Bezahlt wurde die CAVE von der baden-württembergischen Automobilindustrie. Allerdings nicht ganz freiwillig: In Baden-Württemberg erhält die Polizei auf Grundlage eines Ministerratsbeschlusses im Jahr 2000 ab einem bestimmten Schwellenwert Anteile aus abgeschöpften Vermögensgewinnen. Dabei geht es in der Regel um ein- oder zweistellige Millionenbeträge. Der Diesel-Skandal der Automobilindustrie bescherte der Landeskasse 2019 einen warmen Geldregen. Knapp 1,5 Milliarden Euro flossen in die Kassen, darunter Strafzahlungen von Bosch, Daimler und Porsche. Davon landeten knapp 11 Millionen Euro bei der Polizei.

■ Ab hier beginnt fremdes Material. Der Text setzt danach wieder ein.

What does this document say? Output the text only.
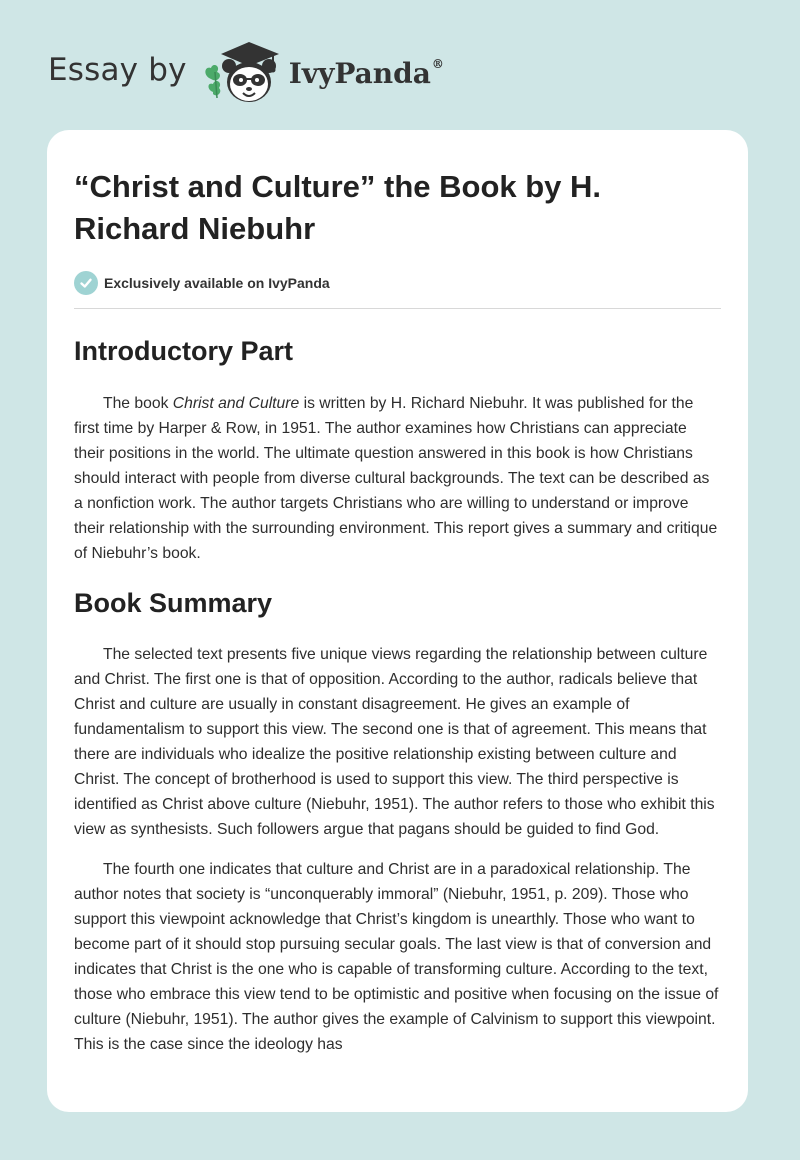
Essay by	IvyPanda®
“Christ and Culture” the Book by H. Richard Niebuhr
Exclusively available on IvyPanda
Introductory Part

The book Christ and Culture is written by H. Richard Niebuhr. It was published for the first time by Harper & Row, in 1951. The author examines how Christians can appreciate their positions in the world. The ultimate question answered in this book is how Christians should interact with people from diverse cultural backgrounds. The text can be described as a nonfiction work. The author targets Christians who are willing to understand or improve their relationship with the surrounding environment. This report gives a summary and critique of Niebuhr’s book.

Book Summary

The selected text presents five unique views regarding the relationship between culture and Christ. The first one is that of opposition. According to the author, radicals believe that Christ and culture are usually in constant disagreement. He gives an example of fundamentalism to support this view. The second one is that of agreement. This means that there are individuals who idealize the positive relationship existing between culture and Christ. The concept of brotherhood is used to support this view. The third perspective is identified as Christ above culture (Niebuhr, 1951). The author refers to those who exhibit this view as synthesists. Such followers argue that pagans should be guided to find God.

The fourth one indicates that culture and Christ are in a paradoxical relationship. The author notes that society is “unconquerably immoral” (Niebuhr, 1951, p. 209). Those who support this viewpoint acknowledge that Christ’s kingdom is unearthly. Those who want to become part of it should stop pursuing secular goals. The last view is that of conversion and indicates that Christ is the one who is capable of transforming culture. According to the text, those who embrace this view tend to be optimistic and positive when focusing on the issue of culture (Niebuhr, 1951). The author gives the example of Calvinism to support this viewpoint. This is the case since the ideology has
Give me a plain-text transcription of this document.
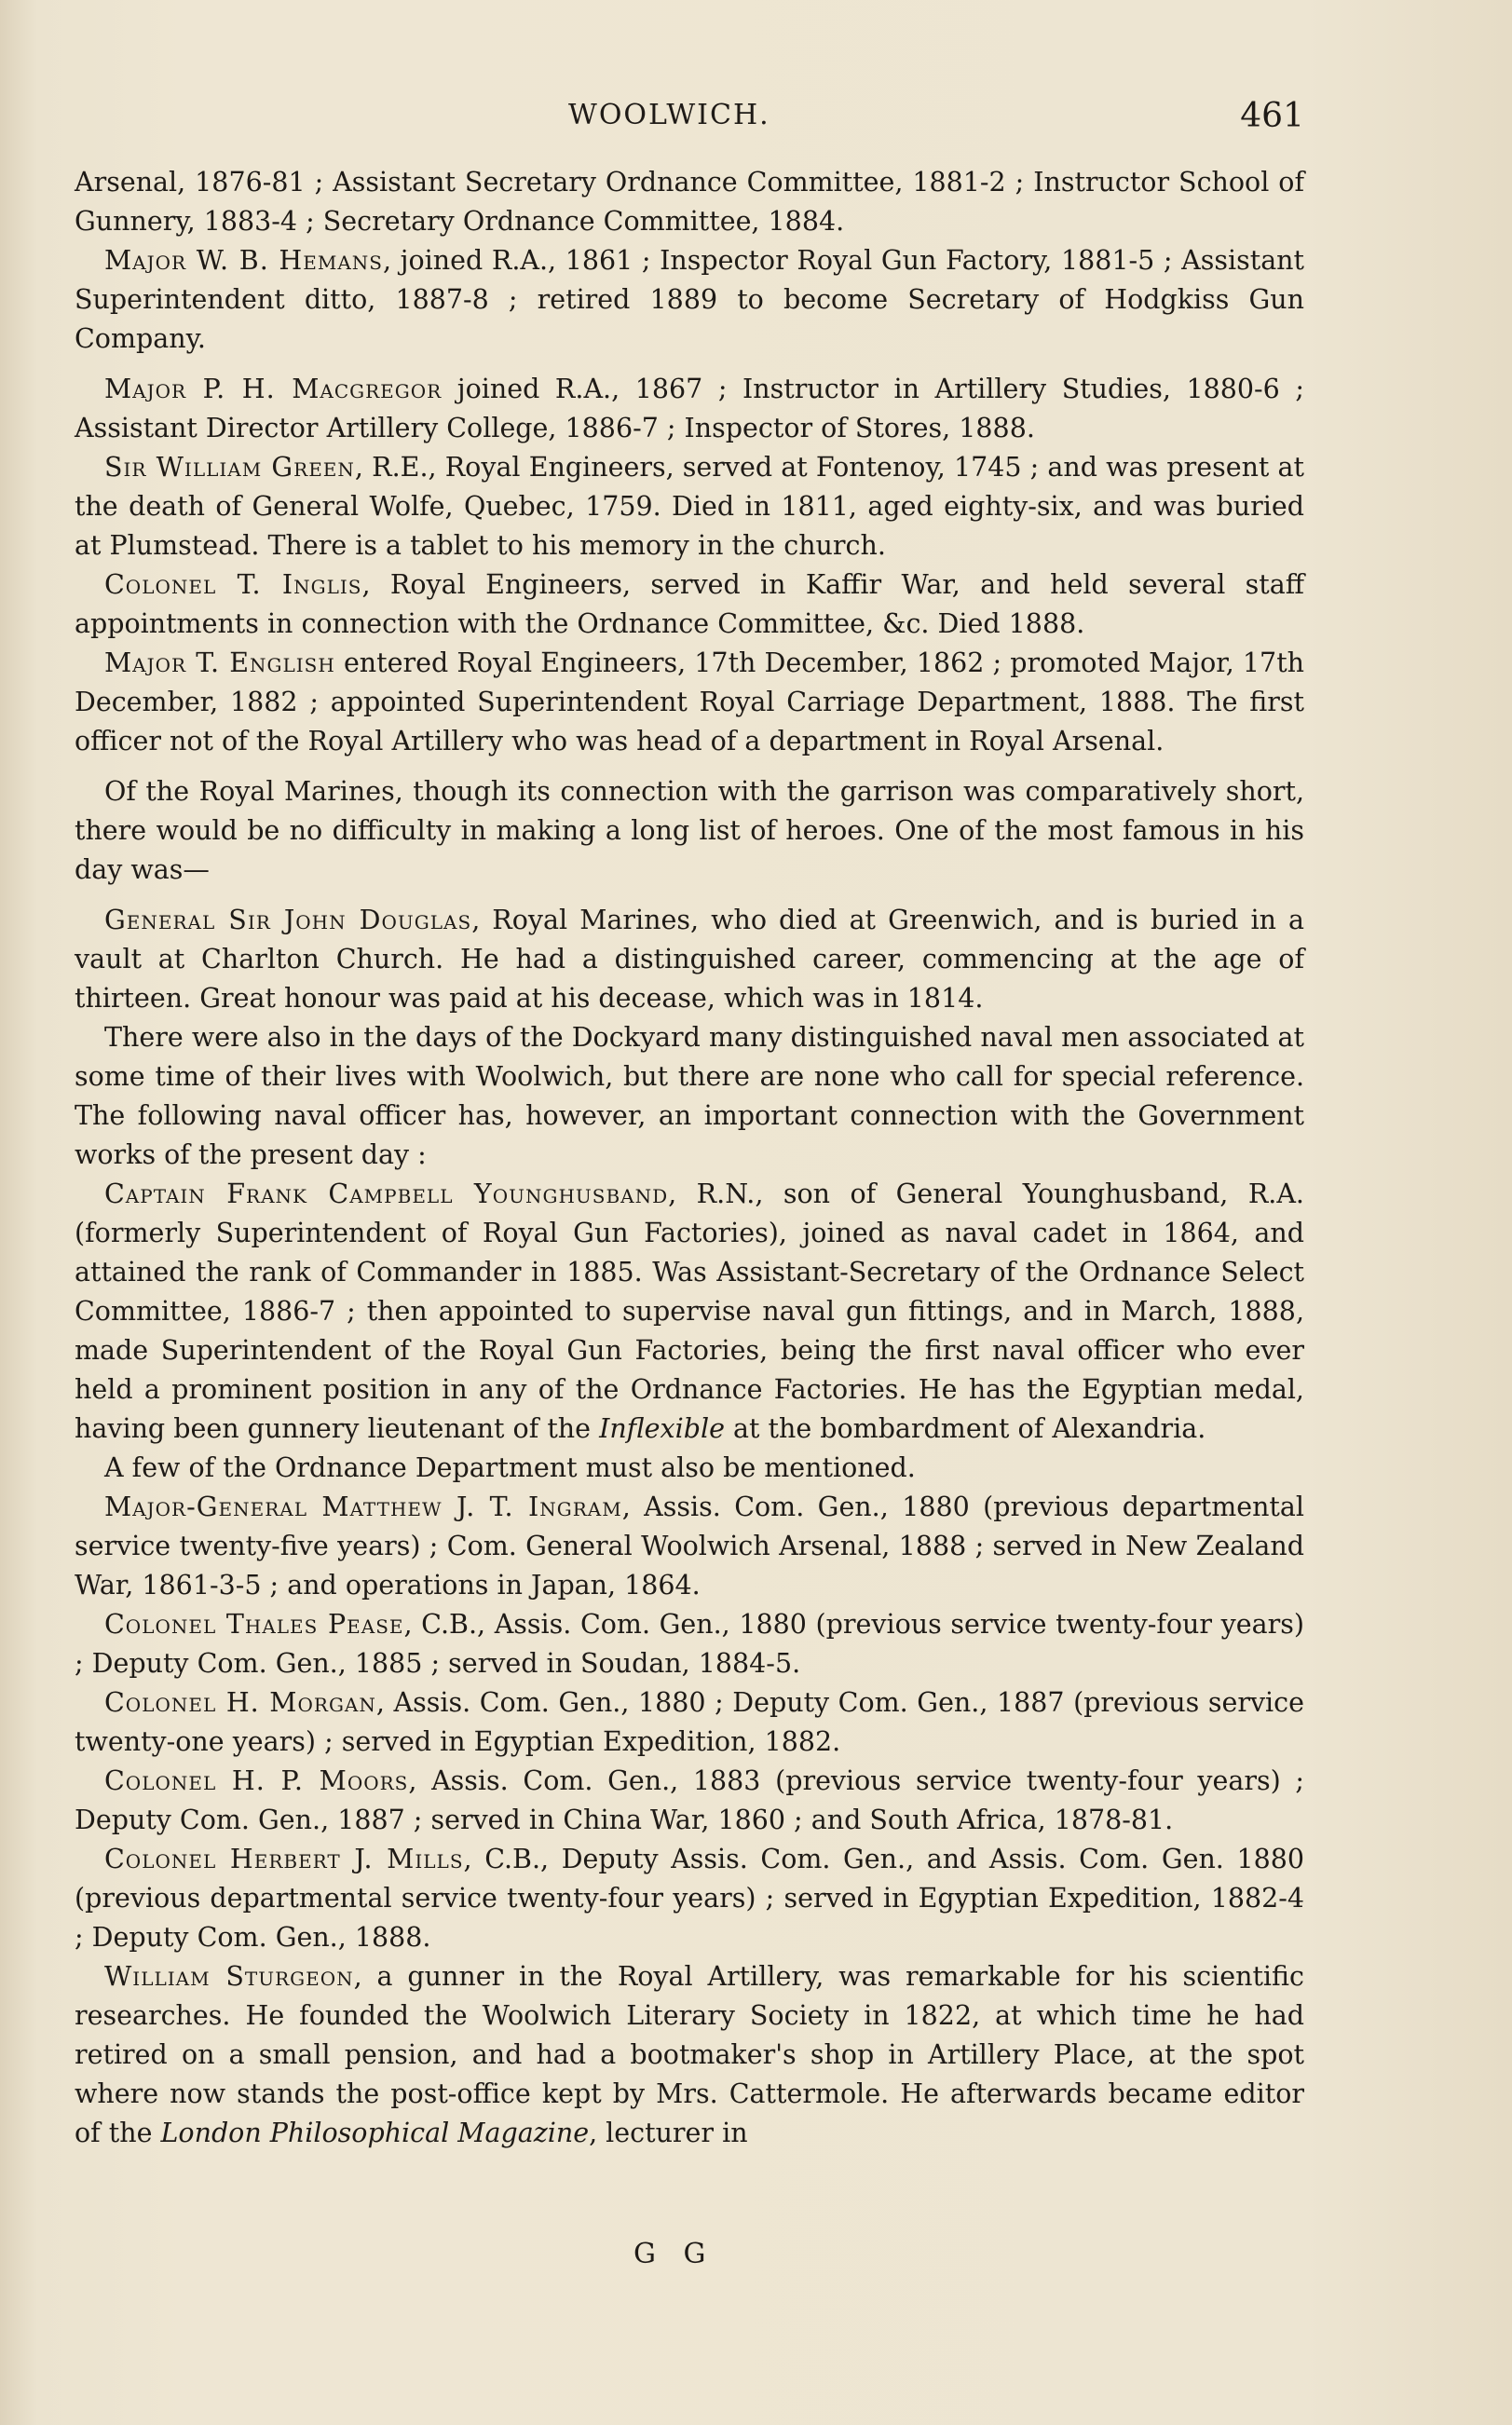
WOOLWICH.	461

Arsenal, 1876-81 ; Assistant Secretary Ordnance Committee, 1881-2 ; Instructor School of Gunnery, 1883-4 ; Secretary Ordnance Committee, 1884.

Major W. B. Hemans, joined R.A., 1861 ; Inspector Royal Gun Factory, 1881-5 ; Assistant Superintendent ditto, 1887-8 ; retired 1889 to become Secretary of Hodgkiss Gun Company.

Major P. H. Macgregor joined R.A., 1867 ; Instructor in Artillery Studies, 1880-6 ; Assistant Director Artillery College, 1886-7 ; Inspector of Stores, 1888.

Sir William Green, R.E., Royal Engineers, served at Fontenoy, 1745 ; and was present at the death of General Wolfe, Quebec, 1759. Died in 1811, aged eighty-six, and was buried at Plumstead. There is a tablet to his memory in the church.

Colonel T. Inglis, Royal Engineers, served in Kaffir War, and held several staff appointments in connection with the Ordnance Committee, &c. Died 1888.

Major T. English entered Royal Engineers, 17th December, 1862 ; promoted Major, 17th December, 1882 ; appointed Superintendent Royal Carriage Department, 1888. The first officer not of the Royal Artillery who was head of a department in Royal Arsenal.

Of the Royal Marines, though its connection with the garrison was comparatively short, there would be no difficulty in making a long list of heroes. One of the most famous in his day was—

General Sir John Douglas, Royal Marines, who died at Greenwich, and is buried in a vault at Charlton Church. He had a distinguished career, commencing at the age of thirteen. Great honour was paid at his decease, which was in 1814.

There were also in the days of the Dockyard many distinguished naval men associated at some time of their lives with Woolwich, but there are none who call for special reference. The following naval officer has, however, an important connection with the Government works of the present day :

Captain Frank Campbell Younghusband, R.N., son of General Younghusband, R.A. (formerly Superintendent of Royal Gun Factories), joined as naval cadet in 1864, and attained the rank of Commander in 1885. Was Assistant-Secretary of the Ordnance Select Committee, 1886-7 ; then appointed to supervise naval gun fittings, and in March, 1888, made Superintendent of the Royal Gun Factories, being the first naval officer who ever held a prominent position in any of the Ordnance Factories. He has the Egyptian medal, having been gunnery lieutenant of the Inflexible at the bombardment of Alexandria.

A few of the Ordnance Department must also be mentioned.

Major-General Matthew J. T. Ingram, Assis. Com. Gen., 1880 (previous departmental service twenty-five years) ; Com. General Woolwich Arsenal, 1888 ; served in New Zealand War, 1861-3-5 ; and operations in Japan, 1864.

Colonel Thales Pease, C.B., Assis. Com. Gen., 1880 (previous service twenty-four years) ; Deputy Com. Gen., 1885 ; served in Soudan, 1884-5.

Colonel H. Morgan, Assis. Com. Gen., 1880 ; Deputy Com. Gen., 1887 (previous service twenty-one years) ; served in Egyptian Expedition, 1882.

Colonel H. P. Moors, Assis. Com. Gen., 1883 (previous service twenty-four years) ; Deputy Com. Gen., 1887 ; served in China War, 1860 ; and South Africa, 1878-81.

Colonel Herbert J. Mills, C.B., Deputy Assis. Com. Gen., and Assis. Com. Gen. 1880 (previous departmental service twenty-four years) ; served in Egyptian Expedition, 1882-4 ; Deputy Com. Gen., 1888.

William Sturgeon, a gunner in the Royal Artillery, was remarkable for his scientific researches. He founded the Woolwich Literary Society in 1822, at which time he had retired on a small pension, and had a bootmaker's shop in Artillery Place, at the spot where now stands the post-office kept by Mrs. Cattermole. He afterwards became editor of the London Philosophical Magazine, lecturer in

G G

So eine CAVE ist nicht billig. "Insgesamt haben wir im KTI 4,5 Millionen aus Geldern der Vermögensabschöpfung bekommen", sagt Knapp. "Alles, was sie in dem Raum sehen: Da liegen wir bei rund einer Million", sagt Knapp.

Eine Investition, die sich lohnt: "Seit wir die Vermessungstechnik etabliert haben, sind wir nahezu bei jedem großen Kapitalfall in Baden-Württemberg dabei, vermessen ihn und bereiten ihn auf. Für komplexe Fragestellungen und das Zusammenwirken der Sachgebiete steht uns nun seit Ende 2021 eine neue Art der interaktiven Visualisierung von 3D-Vermessungs- und Spurendaten zur Verfügung", sagt Knapp. "Der Mehrwert ist einfach der, dass ich im Verfahren effizienter bin."